I wanted to explore neural nets by writing a program to play with different types of networks. So far I've written a basic perceptron in c++. As I understand it neural networks can require a lot of computing power to do even fairly minor tasks, so optimization is a concern, or at least I want to take the idea seriously without going to an extreme like gpu programming.

I'm comfortable programming in Java, less so with C++, but would like to get more experience with it anyway.

My Question:

Given that I would be able to write the main program faster in Java, but am concerned about speed. Does it make more sense to write the main program in Java and write the more intensive parts in C++ or instead write the entire program in C++?

I have no user interface requirements that would prefer one language over the other (i.e. I'm not planning to stick it in a web app).

**No one else would be using this, as there are already more professional open source versions available (FANN/Encog). This is purely for my entertainment/learning. I would like to learn more C++ so I want to write at least some if it with that (though if someone feels it makes more sense to completely write it in Java I would be interested in knowing why.)

Was it helpful?

Solution

This is a fairly subjective question and isn't really a good fit for SO but i'll give it a shot.

Depending on your implementation, you may find yourself far more limited by things like bandwidth and latency. If I were you, I'd write it as much as possible in a language you were comfortable with, profile it, and come back and rewrite the slow parts in something faster, with optimization in mind.

This is the procedure of optimization I'd follow for projects expected to be CPU bound in general.

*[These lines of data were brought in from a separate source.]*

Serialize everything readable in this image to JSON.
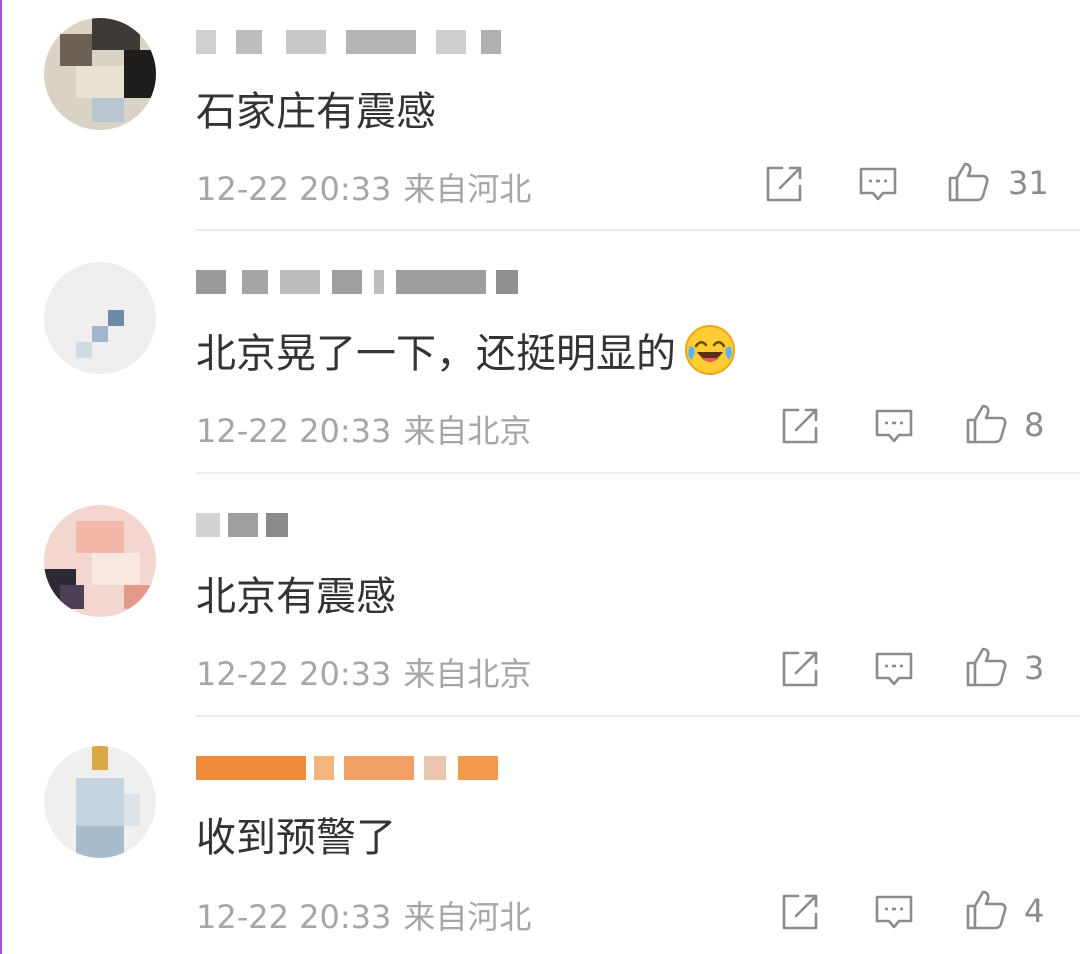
{
  "comments": [
    {
      "text": "石家庄有震感",
      "time": "12-22 20:33",
      "location": "来自河北",
      "likes": "31"
    },
    {
      "text": "北京晃了一下，还挺明显的",
      "time": "12-22 20:33",
      "location": "来自北京",
      "likes": "8"
    },
    {
      "text": "北京有震感",
      "time": "12-22 20:33",
      "location": "来自北京",
      "likes": "3"
    },
    {
      "text": "收到预警了",
      "time": "12-22 20:33",
      "location": "来自河北",
      "likes": "4"
    }
  ],
  "icons": {
    "repost": "repost-icon",
    "comment": "comment-icon",
    "like": "thumbs-up-icon",
    "emoji": "laughing-crying-emoji"
  },
  "colors": {
    "text": "#333333",
    "meta": "#a6a6a6",
    "icon": "#8c8c8c",
    "divider": "#ececec"
  }
}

Since you're doing it to grasp C++ better, it might benefit you to use C++ instead of java for the whole thing, and optimize parts of it later, but a neural net might not be a very "beginner friendly" project. It's possible you'd end up with a train wreck caused by a design better suited for another language. You'd still probably learn from it, but you wouldn't be able to use it after you finished.

OTHER TIPS

You're going to spend most of your time doing easily-vectorised floating-point arithmetic. You really shouldn't use java for this; it has no facilities for vector arithmetic and its optimiser does not (or, perhaps, did not?) try to vectorise code itself. A modern C++ compiler will do a much better job.